In June 2013, the court found that plaintiff Keith Taylor “inexplicably” failed to disclose his pending claim against Novartis to the bankruptcy court when he filed for Chapter 7 bankruptcy and that “the record unequivocally establishes that Plaintiff had a motive to conceal this lawsuit . . . to obtain a discharge of nearly $200,000 in debt while any funds he later recovered in this case would be his own.” 6/27/13 Order at 7. Noting that “[f]ull and honest disclosures in bankruptcy proceedings are ‘crucial to the system’s effective functioning,” id. at 6, the court concluded that “Plaintiff has made a mockery of the judicial system.” Id. at 8. Based on these conclusions, the court applied the doctrine of judicial estoppel to protect the integrity of the judicial process, and dismissed plaintiff’s case, preventing him from asserting the inconsistent position that he had a claim against Novartis after stating under oath in the bankruptcy proceeding that he did not.

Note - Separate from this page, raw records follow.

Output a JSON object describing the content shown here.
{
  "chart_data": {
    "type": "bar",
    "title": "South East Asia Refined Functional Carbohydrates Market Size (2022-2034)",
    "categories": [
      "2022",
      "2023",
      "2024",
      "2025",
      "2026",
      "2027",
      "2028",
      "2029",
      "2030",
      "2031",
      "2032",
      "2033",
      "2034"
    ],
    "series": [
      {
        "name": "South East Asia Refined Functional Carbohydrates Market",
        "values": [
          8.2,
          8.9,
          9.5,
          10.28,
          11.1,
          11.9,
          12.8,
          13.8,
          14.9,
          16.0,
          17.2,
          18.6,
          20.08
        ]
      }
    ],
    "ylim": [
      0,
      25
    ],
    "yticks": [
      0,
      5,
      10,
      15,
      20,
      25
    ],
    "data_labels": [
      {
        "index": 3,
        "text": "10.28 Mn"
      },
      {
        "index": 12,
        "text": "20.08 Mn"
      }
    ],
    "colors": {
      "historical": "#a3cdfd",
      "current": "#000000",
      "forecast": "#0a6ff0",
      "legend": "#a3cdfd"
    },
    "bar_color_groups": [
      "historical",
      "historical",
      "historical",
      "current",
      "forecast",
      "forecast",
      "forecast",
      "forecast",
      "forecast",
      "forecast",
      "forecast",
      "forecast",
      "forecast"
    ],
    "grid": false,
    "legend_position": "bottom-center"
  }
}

The trustee in charge of Mr. Taylor’s bankruptcy case filed motions seeking reconsideration of the June 2013 summary judgment order and to be substituted as plaintiff in the case because Mr. Taylor’s lawsuit against Novartis was property of the bankruptcy estate, not Mr. Taylor. Although the trustee successfully reopened the bankruptcy case prior to the court’s summary judgment order, the court observed that “[a]t no point, however, did the Trustee ever inform this Court that the bankruptcy case had been reopened or otherwise indicate that the Trustee planned to intervene in this action.” 12/10/13 Order at 4. “Instead, the Trustee apparently relied upon Plaintiff’s counsel to ask this Court to permit her to intervene,” a reliance the Court found to be “misplaced” given that “[p]laintiff’s counsel continued to assert that Plaintiff had standing to prosecute his claims.” Id. The court thus denied the trustee’s requested relief, noting “the Trustee’s marked lack of diligence in keeping this Court apprised of her intentions is not grounds . . . to reconsider the June 27, 2013 Order.”

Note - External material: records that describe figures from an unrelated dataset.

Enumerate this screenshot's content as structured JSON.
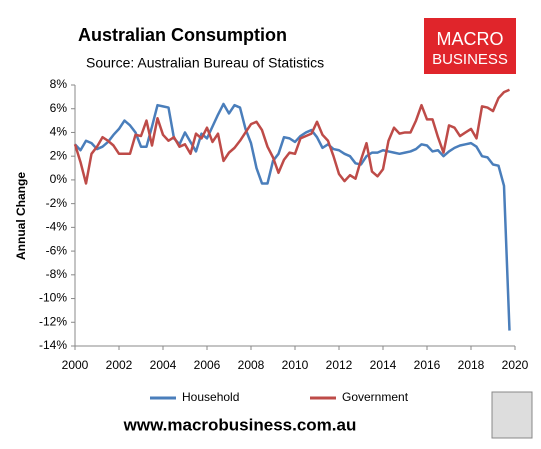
{
  "chart_data": {
    "type": "line",
    "title": "Australian Consumption",
    "subtitle": "Source: Australian Bureau of Statistics",
    "y_label": "Annual Change",
    "logo": [
      "MACRO",
      "BUSINESS"
    ],
    "footer": "www.macrobusiness.com.au",
    "x": [
      2000,
      2000.25,
      2000.5,
      2000.75,
      2001,
      2001.25,
      2001.5,
      2001.75,
      2002,
      2002.25,
      2002.5,
      2002.75,
      2003,
      2003.25,
      2003.5,
      2003.75,
      2004,
      2004.25,
      2004.5,
      2004.75,
      2005,
      2005.25,
      2005.5,
      2005.75,
      2006,
      2006.25,
      2006.5,
      2006.75,
      2007,
      2007.25,
      2007.5,
      2007.75,
      2008,
      2008.25,
      2008.5,
      2008.75,
      2009,
      2009.25,
      2009.5,
      2009.75,
      2010,
      2010.25,
      2010.5,
      2010.75,
      2011,
      2011.25,
      2011.5,
      2011.75,
      2012,
      2012.25,
      2012.5,
      2012.75,
      2013,
      2013.25,
      2013.5,
      2013.75,
      2014,
      2014.25,
      2014.5,
      2014.75,
      2015,
      2015.25,
      2015.5,
      2015.75,
      2016,
      2016.25,
      2016.5,
      2016.75,
      2017,
      2017.25,
      2017.5,
      2017.75,
      2018,
      2018.25,
      2018.5,
      2018.75,
      2019,
      2019.25,
      2019.5,
      2019.75
    ],
    "series": [
      {
        "name": "Household",
        "color": "#4a7ebb",
        "values": [
          3.0,
          2.5,
          3.3,
          3.1,
          2.6,
          2.8,
          3.2,
          3.8,
          4.3,
          5.0,
          4.6,
          4.0,
          2.8,
          2.8,
          4.5,
          6.3,
          6.2,
          6.1,
          3.5,
          3.0,
          4.0,
          3.2,
          2.4,
          3.9,
          3.5,
          4.5,
          5.5,
          6.4,
          5.6,
          6.3,
          6.1,
          4.3,
          3.1,
          1.0,
          -0.3,
          -0.3,
          1.6,
          2.2,
          3.6,
          3.5,
          3.2,
          3.7,
          4.0,
          4.2,
          3.6,
          2.7,
          3.0,
          2.6,
          2.5,
          2.2,
          2.0,
          1.4,
          1.3,
          2.0,
          2.3,
          2.3,
          2.5,
          2.4,
          2.3,
          2.2,
          2.3,
          2.4,
          2.6,
          3.0,
          2.9,
          2.4,
          2.5,
          2.0,
          2.4,
          2.7,
          2.9,
          3.0,
          3.1,
          2.8,
          2.0,
          1.9,
          1.3,
          1.2,
          -0.5,
          -12.7
        ]
      },
      {
        "name": "Government",
        "color": "#be4b48",
        "values": [
          3.0,
          1.5,
          -0.3,
          2.2,
          2.8,
          3.6,
          3.3,
          2.9,
          2.2,
          2.2,
          2.2,
          3.8,
          3.7,
          5.0,
          2.9,
          5.2,
          3.8,
          3.3,
          3.6,
          2.8,
          3.0,
          2.2,
          3.9,
          3.5,
          4.4,
          3.2,
          3.9,
          1.6,
          2.3,
          2.7,
          3.3,
          4.0,
          4.7,
          4.9,
          4.2,
          2.8,
          1.9,
          0.6,
          1.7,
          2.3,
          2.2,
          3.5,
          3.7,
          3.9,
          4.9,
          3.8,
          3.3,
          2.0,
          0.5,
          -0.1,
          0.4,
          0.1,
          1.7,
          3.1,
          0.7,
          0.3,
          0.9,
          3.3,
          4.4,
          3.9,
          4.0,
          4.0,
          5.0,
          6.3,
          5.1,
          5.1,
          3.6,
          2.3,
          4.6,
          4.4,
          3.7,
          4.0,
          4.3,
          3.5,
          6.2,
          6.1,
          5.8,
          6.9,
          7.4,
          7.6
        ]
      }
    ],
    "xlim": [
      2000,
      2020
    ],
    "xticks": [
      2000,
      2002,
      2004,
      2006,
      2008,
      2010,
      2012,
      2014,
      2016,
      2018,
      2020
    ],
    "ylim": [
      -14,
      8
    ],
    "yticks": [
      {
        "value": 8,
        "label": "8%"
      },
      {
        "value": 6,
        "label": "6%"
      },
      {
        "value": 4,
        "label": "4%"
      },
      {
        "value": 2,
        "label": "2%"
      },
      {
        "value": 0,
        "label": "0%"
      },
      {
        "value": -2,
        "label": "-2%"
      },
      {
        "value": -4,
        "label": "-4%"
      },
      {
        "value": -6,
        "label": "-6%"
      },
      {
        "value": -8,
        "label": "-8%"
      },
      {
        "value": -10,
        "label": "-10%"
      },
      {
        "value": -12,
        "label": "-12%"
      },
      {
        "value": -14,
        "label": "-14%"
      }
    ],
    "grid": false,
    "legend": "bottom"
  }
}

This case was part of the ongoing Aredia® and Zometa® multidistrict litigation, In re: Aredia® and Zometa® Prods. Liab. Litig., No. 3:06-MD- 01760 (TJC) (M.D. Tenn.), and had been remanded to the Southern District of Florida for a trial that was scheduled to begin this fall.
The Taylor decision is the latest in a string of Novartis wins in federal and state courts in litigation alleging that ONJ resulted from treatment with Aredia® and/or Zometa®, which are used to treat patients who have cancer that has metastasized to bone.
Novartis has won 60 cases on summary judgment and obtained dismissal of over 200 other cases in the Aredia®/Zometa® federal and state consolidated litigations.
Novartis is represented in this matter by Firm partner Matthew J. Malinowski.